Double coupons have been seen as a blessing and a curse since they were first introduced, by someone, sometime in the 1970’s. No one is quite sure of the details – not even Kroger, which once claimed to have invented double coupons. While stores are reimbursed by manufacturers for the face value of coupons, the stores themselves bear the cost of doubling and tripling. The blessing comes in the form of the increased traffic they bring – the curse comes in the form of lower profits.
Several decades ago, manufacturers even experimented with double coupons of their own, issuing “double-savings certificates” on their own products, which offered to double the value of any coupon to which they were attached. But in 1981, the Wall Street Journal issued a dire warning that the practice of double couponing could not be sustained, calling them “self-defeating promotions” and “a destructive practice.” If that wasn’t enough, it piled on: “Double or triple coupons can lead to lengthy checkout lines, an increase in fraudulent redemptions and rapidly emptied shelves.”

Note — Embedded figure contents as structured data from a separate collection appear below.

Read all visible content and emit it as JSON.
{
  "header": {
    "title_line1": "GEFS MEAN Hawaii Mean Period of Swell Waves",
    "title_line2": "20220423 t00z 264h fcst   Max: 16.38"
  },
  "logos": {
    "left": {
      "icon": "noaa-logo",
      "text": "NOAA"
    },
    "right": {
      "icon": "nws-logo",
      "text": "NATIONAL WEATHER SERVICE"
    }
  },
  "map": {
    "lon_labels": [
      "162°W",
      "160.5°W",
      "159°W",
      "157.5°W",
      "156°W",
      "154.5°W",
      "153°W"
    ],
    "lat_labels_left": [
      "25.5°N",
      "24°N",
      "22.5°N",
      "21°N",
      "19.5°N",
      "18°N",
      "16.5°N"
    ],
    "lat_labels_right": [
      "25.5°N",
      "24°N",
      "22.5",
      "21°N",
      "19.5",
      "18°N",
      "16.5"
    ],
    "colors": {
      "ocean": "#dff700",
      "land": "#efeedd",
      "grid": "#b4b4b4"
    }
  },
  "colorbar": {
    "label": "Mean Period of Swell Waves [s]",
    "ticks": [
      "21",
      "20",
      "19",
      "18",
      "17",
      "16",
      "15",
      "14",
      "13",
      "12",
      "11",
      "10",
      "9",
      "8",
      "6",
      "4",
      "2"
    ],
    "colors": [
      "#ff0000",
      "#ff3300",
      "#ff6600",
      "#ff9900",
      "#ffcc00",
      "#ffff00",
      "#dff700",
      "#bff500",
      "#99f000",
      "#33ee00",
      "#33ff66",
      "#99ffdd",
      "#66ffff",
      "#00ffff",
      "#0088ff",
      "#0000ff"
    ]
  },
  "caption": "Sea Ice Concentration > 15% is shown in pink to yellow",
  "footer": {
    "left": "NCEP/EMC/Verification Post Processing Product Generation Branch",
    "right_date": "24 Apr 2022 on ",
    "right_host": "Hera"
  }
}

But the practice continued on, despite some stores’ best efforts to put an end to it. In 1984, the U.S. Justice Department launched an antitrust investigation, looking into whether some New York-area supermarket chains had colluded, in agreeing to end their double coupon promotions at the same time. A year later, two stores pleaded no contest and were fined $275,000 each.
So, later, stores tried a different tack – “colluding”, though it wasn’t considered illegal, with manufacturers. That’s when 55-cent-off coupons, just above most stores’ 50-cent doubling limit, became more prevalent. The president of a marketing firm that did business with supermarkets and manufacturers told the Washington Post in 1992 that “supermarkets are putting pressure on the manufacturers to up the value of coupons to be above the doubling range. They are sorry they are in double coupons, because it comes out of their profits… But like airlines and their frequent flier programs, they can’t get themselves out of it.”
Nowadays, Walmart is the country’s number-one grocery retailer, and it doesn’t double coupons (though it has experimented with doubling as part of its ad-match program in limited areas). Refusing to double is certainly not hurting Walmart’s bottom line, so other grocery stores may finally be seeing an opening to put an end to doubles altogether. Plus, coupon values are rising, and many stores that double only up to $.50 are reluctant to raise that threshold. They’d rather just eliminate doubling. “Of the coupons available in the January 27, 2013 newspaper,” Kroger noted in a news release today, “65% had a value of $1.00 or more.” So doubling, it argues, has outlived its usefulness.
Then again, consider this piece of reporting: “Acme Markets announced it is reducing everyday prices in its Washington area stores on 250 popular grocery items,” the Washington Post reported – in 1979. The move was “being used instead of trading stamps (and) double coupons discounts.” Sounds awfully familiar to what’s going on now – and 34 years later, Acme is currently teetering on the edge of oblivion (read: “Store Closings Bring Sadness – and Shrugs”).
We’ll see whether we have to wait 34 years to find out whether a similar fate awaits Marsh and Kroger.